Headache for Zosano as FDA turns down migraine patch

Zosano Pharma has been hit by an FDA rejection of its marketing application for migraine drug Qtrypta, asking for new bioequivalence data.

Qtrypta takes the form of a transdermal patch loaded with zolmitriptan, a well-established medicine for acute migraine that has been available for years in various formulations including tablets and nasal sprays.

Zosano’s product uses microneedles to help the drug get absorbed into the blood, but the Complete Response Letter (CRL) from the FDA says it is concerned about inconsistencies in how much zolmitriptan was being delivered with Qtrypta.

Specifically, the FDA pointed to differences in zolmitriptan exposures between subjects receiving different lots of Qtrypta in the company’s trials, including some unexpectedly high results in five individuals.

It also mentions “inadequate pharmacokinetic bridging between the lots that made interpretation of some safety data unclear.”
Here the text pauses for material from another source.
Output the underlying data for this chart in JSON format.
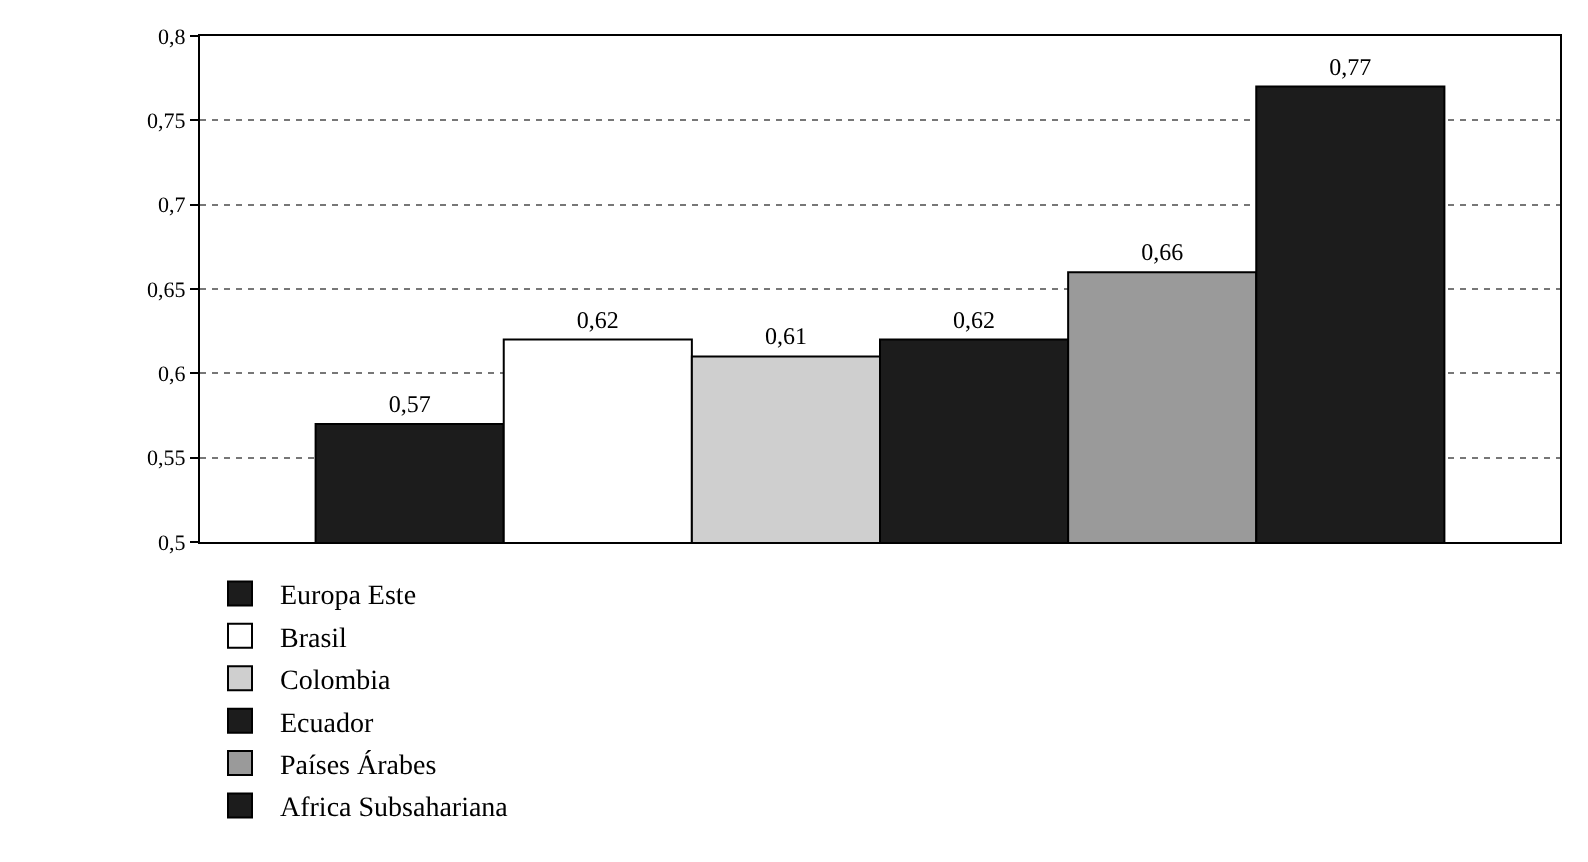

The CRL comes just a couple of weeks after Zosano received a discipline review letter (DRL) from the FDA, a preliminary sharing of the agency’s stance, after which the company had already said it did not expect approval by the action date of 20 October.

Shares in the Nasdaq-listed biopharma lost around 25% of their value after the announcement, as investors tried to gauge how long the programme might now be delayed, and the implications for its delivery platform, which is the first microneedle patch to be Included in a new drug application to the FDA.

Qtrypta is Zosano’s lead product candidate, but the company is also working on a follow-up in phase 2/3 for cluster headache.

The FDA wants a new bioequivalence study between three of the Qtrypta lots tested during development, as well as product quality validation data, originally due to be filed after approval, as part of the new drug application (NDA).

The agency also says that inspection of Zosano’s contact manufacturing facilities for the product – while currently on hold because of the pandemic – will also have to be completed before Qtrypta can be approved.

That suggests the delay could be some time, but Zosano is keeping tight-lipped until it has a chance to meet with the FDA to discuss a way forward for the programme.

“We are working diligently to address the deficiencies identified by the FDA and look forward to the possibility of resubmitting our NDA,” said the company’s CEO Steven Lo.

“There are thousands of people suffering from migraine attacks that are not adequately addressed with available drugs, and we continue to believe that Qtrypta, if approved, could offer a much-needed new therapy for these patients,” he added.

The company has previously reported data showing that Qtrypta can deliver fast relief from a migraine with fewer than 2% of patients experiencing side effects common with triptan drugs, like dizziness and pins and needles.

Zosano recently signed a five-year deal worth $250 million deal with Eversana to commercialise and distribute Qtrypta if gets past the FDA.